How do I compress XML from XML::Simple::XMLout?


I am using XML::Simple to parse and edit a very large XML file, and speed is essential (so far of all the method's I have tried XML::Simple has been the fastest)

Now once all my edits are completed I print the XML to a document using XMLout(), though it prints it with proper indentation which is nice if this was read by humans but is completely useless in my situation.

The output file without white space is 1.2 Mb with white space it is 15 Mb.

I have been using:

my $string = XMLout($data);
$string =~ s/>[\s]*</></g;
print $out $string;

But it seems to not only be an extreme CPU hog and takes an enormous amount of memory to do.
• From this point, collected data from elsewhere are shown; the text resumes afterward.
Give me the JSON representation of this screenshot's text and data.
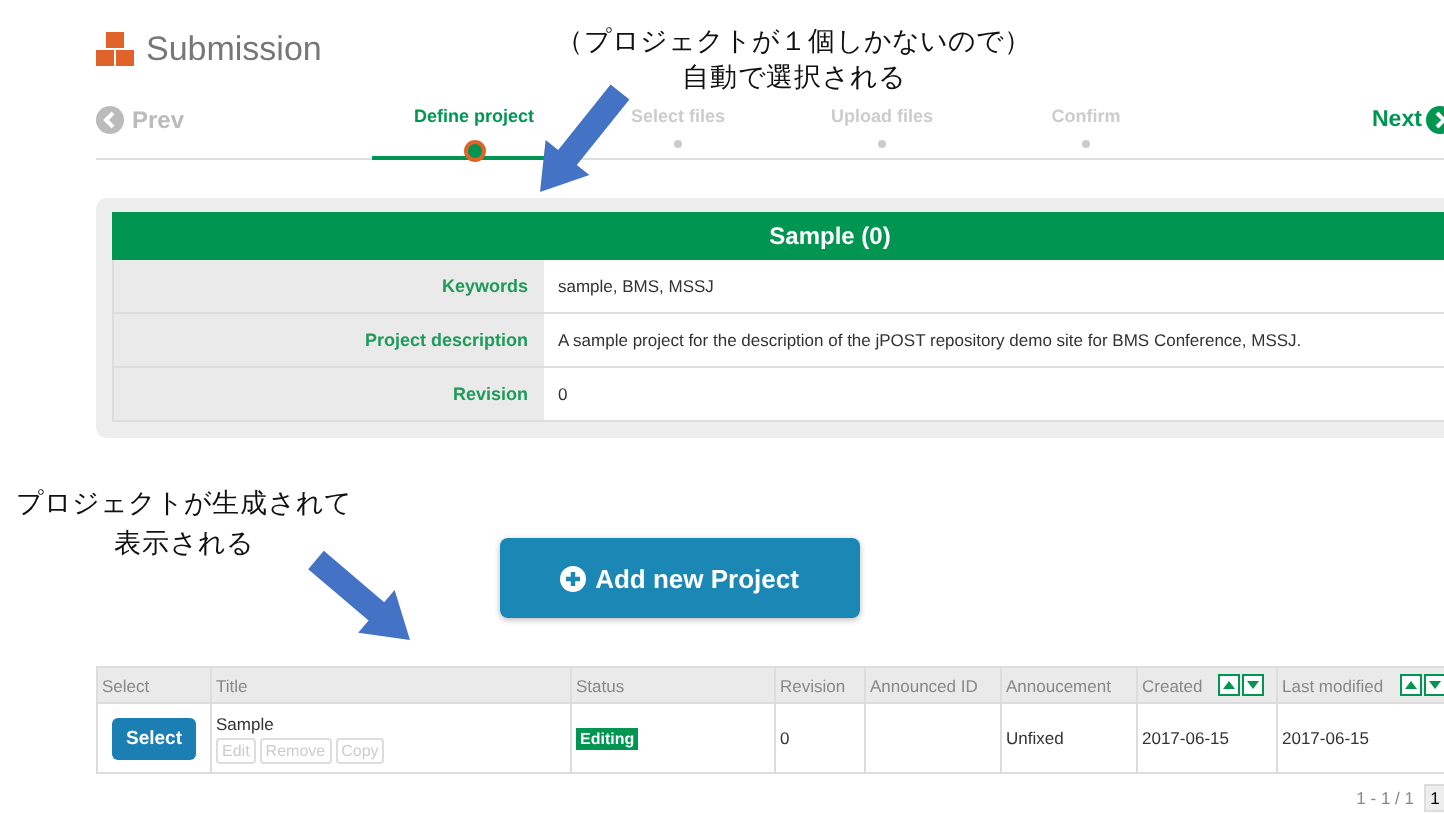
{
  "header": {
    "title": "Submission"
  },
  "wizard": {
    "prev": "Prev",
    "next": "Next",
    "steps": [
      {
        "label": "Define project",
        "selected": true
      },
      {
        "label": "Select files",
        "selected": false
      },
      {
        "label": "Upload files",
        "selected": false
      },
      {
        "label": "Confirm",
        "selected": false
      }
    ]
  },
  "project": {
    "title": "Sample (0)",
    "fields": [
      {
        "label": "Keywords",
        "value": "sample, BMS, MSSJ"
      },
      {
        "label": "Project description",
        "value": "A sample project for the description of the jPOST repository demo site for BMS Conference, MSSJ."
      },
      {
        "label": "Revision",
        "value": "0"
      }
    ]
  },
  "add_button": "Add new Project",
  "table": {
    "columns": [
      {
        "label": "Select",
        "sortable": false
      },
      {
        "label": "Title",
        "sortable": false
      },
      {
        "label": "Status",
        "sortable": false
      },
      {
        "label": "Revision",
        "sortable": false
      },
      {
        "label": "Announced ID",
        "sortable": false
      },
      {
        "label": "Annoucement",
        "sortable": false
      },
      {
        "label": "Created",
        "sortable": true
      },
      {
        "label": "Last modified",
        "sortable": true
      }
    ],
    "rows": [
      {
        "select": "Select",
        "title": "Sample",
        "actions": [
          {
            "label": "Edit",
            "disabled": true
          },
          {
            "label": "Remove",
            "disabled": true
          },
          {
            "label": "Copy",
            "disabled": true
          }
        ],
        "status": "Editing",
        "revision": "0",
        "announced_id": "",
        "announcement": "Unfixed",
        "created": "2017-06-15",
        "modified": "2017-06-15"
      }
    ]
  },
  "pagination": {
    "range": "1 - 1 / 1",
    "pages": [
      {
        "label": "1",
        "selected": true
      }
    ]
  },
  "annotations": [
    {
      "lines": [
        "（プロジェクトが１個しかないので）",
        "自動で選択される"
      ]
    },
    {
      "lines": [
        "プロジェクトが生成されて",
        "表示される"
      ]
    }
  ]
}
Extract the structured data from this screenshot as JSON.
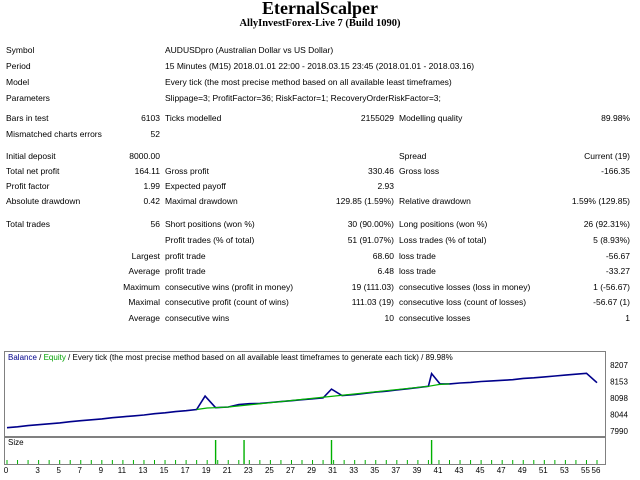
{
  "header": {
    "title": "EternalScalper",
    "subtitle": "AllyInvestForex-Live 7 (Build 1090)"
  },
  "info": {
    "symbol_label": "Symbol",
    "symbol_value": "AUDUSDpro (Australian Dollar vs US Dollar)",
    "period_label": "Period",
    "period_value": "15 Minutes (M15) 2018.01.01 22:00 - 2018.03.15 23:45 (2018.01.01 - 2018.03.16)",
    "model_label": "Model",
    "model_value": "Every tick (the most precise method based on all available least timeframes)",
    "params_label": "Parameters",
    "params_value": "Slippage=3; ProfitFactor=36; RiskFactor=1; RecoveryOrderRiskFactor=3;"
  },
  "stats": {
    "bars_label": "Bars in test",
    "bars_value": "6103",
    "ticks_label": "Ticks modelled",
    "ticks_value": "2155029",
    "quality_label": "Modelling quality",
    "quality_value": "89.98%",
    "mismatch_label": "Mismatched charts errors",
    "mismatch_value": "52",
    "deposit_label": "Initial deposit",
    "deposit_value": "8000.00",
    "spread_label": "Spread",
    "spread_value": "Current (19)",
    "netprofit_label": "Total net profit",
    "netprofit_value": "164.11",
    "grossprofit_label": "Gross profit",
    "grossprofit_value": "330.46",
    "grossloss_label": "Gross loss",
    "grossloss_value": "-166.35",
    "pf_label": "Profit factor",
    "pf_value": "1.99",
    "payoff_label": "Expected payoff",
    "payoff_value": "2.93",
    "absdd_label": "Absolute drawdown",
    "absdd_value": "0.42",
    "maxdd_label": "Maximal drawdown",
    "maxdd_value": "129.85 (1.59%)",
    "reldd_label": "Relative drawdown",
    "reldd_value": "1.59% (129.85)",
    "trades_label": "Total trades",
    "trades_value": "56",
    "short_label": "Short positions (won %)",
    "short_value": "30 (90.00%)",
    "long_label": "Long positions (won %)",
    "long_value": "26 (92.31%)",
    "profittrades_label": "Profit trades (% of total)",
    "profittrades_value": "51 (91.07%)",
    "losstrades_label": "Loss trades (% of total)",
    "losstrades_value": "5 (8.93%)",
    "largest_label": "Largest",
    "largest_profit_label": "profit trade",
    "largest_profit_value": "68.60",
    "largest_loss_label": "loss trade",
    "largest_loss_value": "-56.67",
    "average_label": "Average",
    "average_profit_label": "profit trade",
    "average_profit_value": "6.48",
    "average_loss_label": "loss trade",
    "average_loss_value": "-33.27",
    "maximum_label": "Maximum",
    "max_wins_label": "consecutive wins (profit in money)",
    "max_wins_value": "19 (111.03)",
    "max_losses_label": "consecutive losses (loss in money)",
    "max_losses_value": "1 (-56.67)",
    "maximal_label": "Maximal",
    "maximal_profit_label": "consecutive profit (count of wins)",
    "maximal_profit_value": "111.03 (19)",
    "maximal_loss_label": "consecutive loss (count of losses)",
    "maximal_loss_value": "-56.67 (1)",
    "avgc_label": "Average",
    "avg_wins_label": "consecutive wins",
    "avg_wins_value": "10",
    "avg_losses_label": "consecutive losses",
    "avg_losses_value": "1"
  },
  "chart": {
    "legend_balance": "Balance",
    "legend_sep": " / ",
    "legend_equity": "Equity",
    "legend_rest": " / Every tick (the most precise method based on all available least timeframes to generate each tick) / 89.98%",
    "size_label": "Size",
    "balance_color": "#00008b",
    "equity_color": "#00b000",
    "size_bar_color": "#00b000"
  },
  "chart_data": {
    "type": "line",
    "y_ticks": [
      "8207",
      "8153",
      "8098",
      "8044",
      "7990"
    ],
    "x_ticks": [
      "0",
      "3",
      "5",
      "7",
      "9",
      "11",
      "13",
      "15",
      "17",
      "19",
      "21",
      "23",
      "25",
      "27",
      "29",
      "31",
      "33",
      "35",
      "37",
      "39",
      "41",
      "43",
      "45",
      "47",
      "49",
      "51",
      "53",
      "55",
      "56"
    ],
    "xlim": [
      0,
      56
    ],
    "ylim": [
      7990,
      8220
    ],
    "series": [
      {
        "name": "Balance",
        "x": [
          0,
          1,
          2,
          3,
          4,
          5,
          6,
          7,
          8,
          9,
          10,
          11,
          12,
          13,
          14,
          15,
          16,
          17,
          18,
          18.8,
          19.8,
          21,
          22,
          23,
          24,
          25,
          26,
          27,
          28,
          29,
          30,
          30.8,
          31.8,
          33,
          34,
          35,
          36,
          37,
          38,
          39,
          40,
          40.3,
          41.1,
          42,
          43,
          44,
          45,
          46,
          47,
          48,
          49,
          50,
          51,
          52,
          53,
          54,
          55,
          56
        ],
        "y": [
          8004,
          8007,
          8011,
          8014,
          8017,
          8020,
          8024,
          8027,
          8030,
          8033,
          8037,
          8040,
          8043,
          8046,
          8050,
          8053,
          8057,
          8060,
          8064,
          8108,
          8070,
          8072,
          8080,
          8083,
          8084,
          8087,
          8090,
          8093,
          8096,
          8099,
          8102,
          8131,
          8110,
          8113,
          8117,
          8121,
          8124,
          8128,
          8132,
          8136,
          8140,
          8182,
          8148,
          8148,
          8151,
          8153,
          8156,
          8158,
          8160,
          8162,
          8166,
          8168,
          8171,
          8174,
          8177,
          8180,
          8183,
          8152
        ]
      },
      {
        "name": "Equity",
        "x": [
          18,
          19,
          19.8,
          21,
          40,
          41,
          42
        ],
        "y": [
          8064,
          8069,
          8070,
          8072,
          8140,
          8146,
          8148
        ]
      }
    ],
    "size_bars_x": [
      19.8,
      22.5,
      30.8,
      40.3
    ]
  }
}
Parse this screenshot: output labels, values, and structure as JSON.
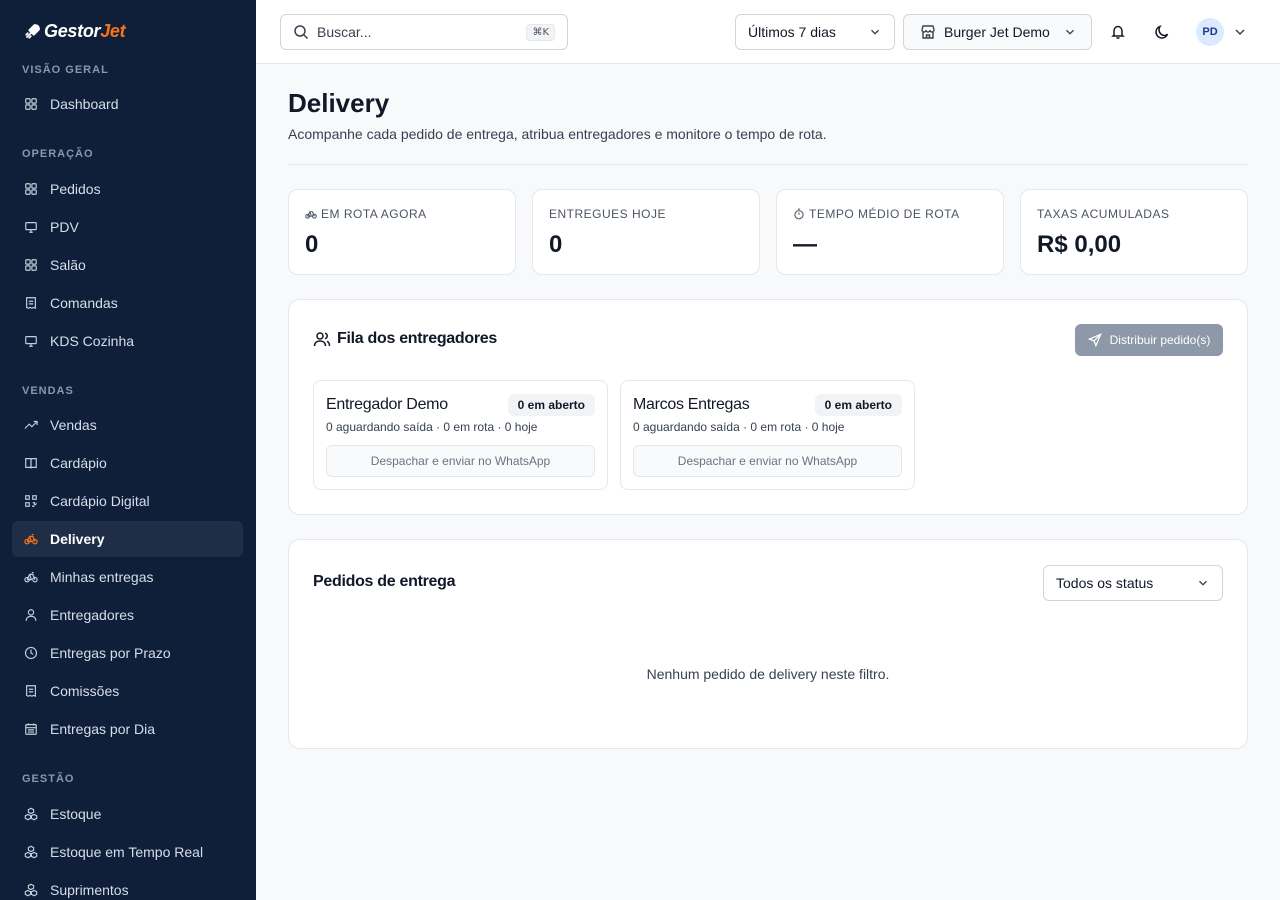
{
  "brand": {
    "name_prefix": "Gestor",
    "name_suffix": "Jet"
  },
  "sidebar": {
    "sections": [
      {
        "title": "VISÃO GERAL"
      },
      {
        "title": "OPERAÇÃO"
      },
      {
        "title": "VENDAS"
      },
      {
        "title": "GESTÃO"
      }
    ],
    "items": [
      {
        "label": "Dashboard",
        "icon": "grid-icon"
      },
      {
        "label": "Pedidos",
        "icon": "grid-icon"
      },
      {
        "label": "PDV",
        "icon": "monitor-icon"
      },
      {
        "label": "Salão",
        "icon": "grid-icon"
      },
      {
        "label": "Comandas",
        "icon": "receipt-icon"
      },
      {
        "label": "KDS Cozinha",
        "icon": "monitor-icon"
      },
      {
        "label": "Vendas",
        "icon": "trend-icon"
      },
      {
        "label": "Cardápio",
        "icon": "book-icon"
      },
      {
        "label": "Cardápio Digital",
        "icon": "qr-icon"
      },
      {
        "label": "Delivery",
        "icon": "bike-icon",
        "active": true
      },
      {
        "label": "Minhas entregas",
        "icon": "bike-icon"
      },
      {
        "label": "Entregadores",
        "icon": "user-icon"
      },
      {
        "label": "Entregas por Prazo",
        "icon": "clock-icon"
      },
      {
        "label": "Comissões",
        "icon": "receipt-icon"
      },
      {
        "label": "Entregas por Dia",
        "icon": "calendar-icon"
      },
      {
        "label": "Estoque",
        "icon": "boxes-icon"
      },
      {
        "label": "Estoque em Tempo Real",
        "icon": "boxes-icon"
      },
      {
        "label": "Suprimentos",
        "icon": "boxes-icon"
      }
    ]
  },
  "topbar": {
    "search_placeholder": "Buscar...",
    "search_shortcut": "⌘K",
    "period": "Últimos 7 dias",
    "store": "Burger Jet Demo",
    "avatar_initials": "PD"
  },
  "page": {
    "title": "Delivery",
    "subtitle": "Acompanhe cada pedido de entrega, atribua entregadores e monitore o tempo de rota."
  },
  "stats": [
    {
      "label": "EM ROTA AGORA",
      "value": "0",
      "icon": "bike-icon"
    },
    {
      "label": "ENTREGUES HOJE",
      "value": "0",
      "icon": ""
    },
    {
      "label": "TEMPO MÉDIO DE ROTA",
      "value": "—",
      "icon": "timer-icon"
    },
    {
      "label": "TAXAS ACUMULADAS",
      "value": "R$ 0,00",
      "icon": ""
    }
  ],
  "queue": {
    "title": "Fila dos entregadores",
    "distribute_label": "Distribuir pedido(s)",
    "couriers": [
      {
        "name": "Entregador Demo",
        "badge": "0 em aberto",
        "meta": "0 aguardando saída · 0 em rota · 0 hoje",
        "action": "Despachar e enviar no WhatsApp"
      },
      {
        "name": "Marcos Entregas",
        "badge": "0 em aberto",
        "meta": "0 aguardando saída · 0 em rota · 0 hoje",
        "action": "Despachar e enviar no WhatsApp"
      }
    ]
  },
  "orders": {
    "title": "Pedidos de entrega",
    "status_filter": "Todos os status",
    "empty_message": "Nenhum pedido de delivery neste filtro."
  },
  "colors": {
    "sidebar_bg": "#0f1f3a",
    "accent": "#f97316",
    "active_bg": "#1f2d46",
    "disabled_button": "#8d98a8"
  }
}
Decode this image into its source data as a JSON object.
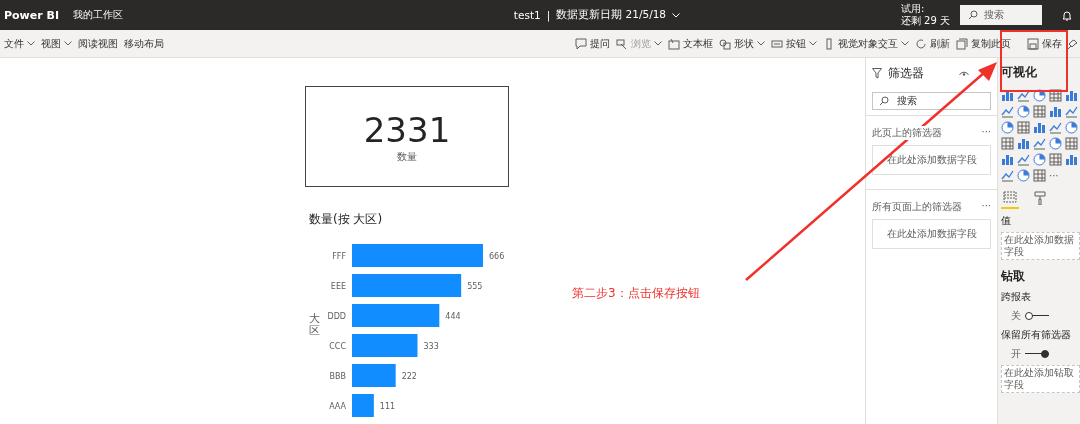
{
  "top_bar": {
    "app": "Power BI",
    "workspace": "我的工作区",
    "report": "test1",
    "separator": "|",
    "updated": "数据更新日期 21/5/18",
    "trial_line1": "试用:",
    "trial_line2": "还剩 29 天",
    "search": {
      "placeholder": "搜索"
    }
  },
  "toolbar": {
    "left": [
      {
        "label": "文件",
        "dropdown": true
      },
      {
        "label": "视图",
        "dropdown": true
      },
      {
        "label": "阅读视图",
        "dropdown": false
      },
      {
        "label": "移动布局",
        "dropdown": false
      }
    ],
    "right": [
      {
        "label": "提问",
        "dropdown": false,
        "disabled": false
      },
      {
        "label": "浏览",
        "dropdown": true,
        "disabled": true
      },
      {
        "label": "文本框",
        "dropdown": false,
        "disabled": false
      },
      {
        "label": "形状",
        "dropdown": true,
        "disabled": false
      },
      {
        "label": "按钮",
        "dropdown": true,
        "disabled": false
      },
      {
        "label": "视觉对象交互",
        "dropdown": true,
        "disabled": false
      },
      {
        "label": "刷新",
        "dropdown": false,
        "disabled": false
      },
      {
        "label": "复制此页",
        "dropdown": false,
        "disabled": false
      },
      {
        "label": "保存",
        "dropdown": false,
        "disabled": false
      }
    ]
  },
  "card": {
    "value": "2331",
    "label": "数量"
  },
  "chart": {
    "chart_data": {
      "type": "bar",
      "orientation": "horizontal",
      "title": "数量(按 大区)",
      "ylabel": "大区",
      "categories": [
        "FFF",
        "EEE",
        "DDD",
        "CCC",
        "BBB",
        "AAA"
      ],
      "values": [
        666,
        555,
        444,
        333,
        222,
        111
      ],
      "data_labels": true
    }
  },
  "annotation": {
    "text": "第二步3：点击保存按钮"
  },
  "filters": {
    "title": "筛选器",
    "search": {
      "placeholder": "搜索"
    },
    "sections": [
      {
        "title": "此页上的筛选器",
        "more": "···",
        "well": "在此处添加数据字段"
      },
      {
        "title": "所有页面上的筛选器",
        "more": "···",
        "well": "在此处添加数据字段"
      }
    ]
  },
  "visualizations": {
    "title": "可视化",
    "more": "···",
    "values_label": "值",
    "values_well": "在此处添加数据字段",
    "drill_title": "钻取",
    "cross_report": {
      "label": "跨报表",
      "state": "关",
      "on": false
    },
    "keep_filters": {
      "label": "保留所有筛选器",
      "state": "开",
      "on": true
    },
    "drill_well": "在此处添加钻取字段"
  }
}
Is their a way to simply output my XML object as proper XML without all the useless white space?

Thanks


Solution

  • Look at NoIndent option: From XML::Simple manpage:

    NoIndent => 1 # out - seldom used

    Set this option to 1 to disable "XMLout()"’s default ’pretty printing’ mode. With this option enabled, the XML output will all be on one line (unless there are newlines in the data) - this may be easier for downstream processing.

    NormaliseSpace => 0 │ 1 │ 2 # in - handy

    This option controls how whitespace in text content is handled. Recognised values for the option are:

    • 0 = (default) whitespace is passed through unaltered (except of course for the normalisation of whitespace in attribute values which is mandated by the XML recommendation)

    • 1 = whitespace is normalised in any value used as a hash key (normalising means removing leading and trailing whites- pace and collapsing sequences of whitespace characters to a single space)

    • 2 = whitespace is normalised in all text content

      Note: you can spell this option with a ’z’ if that is more natural for you.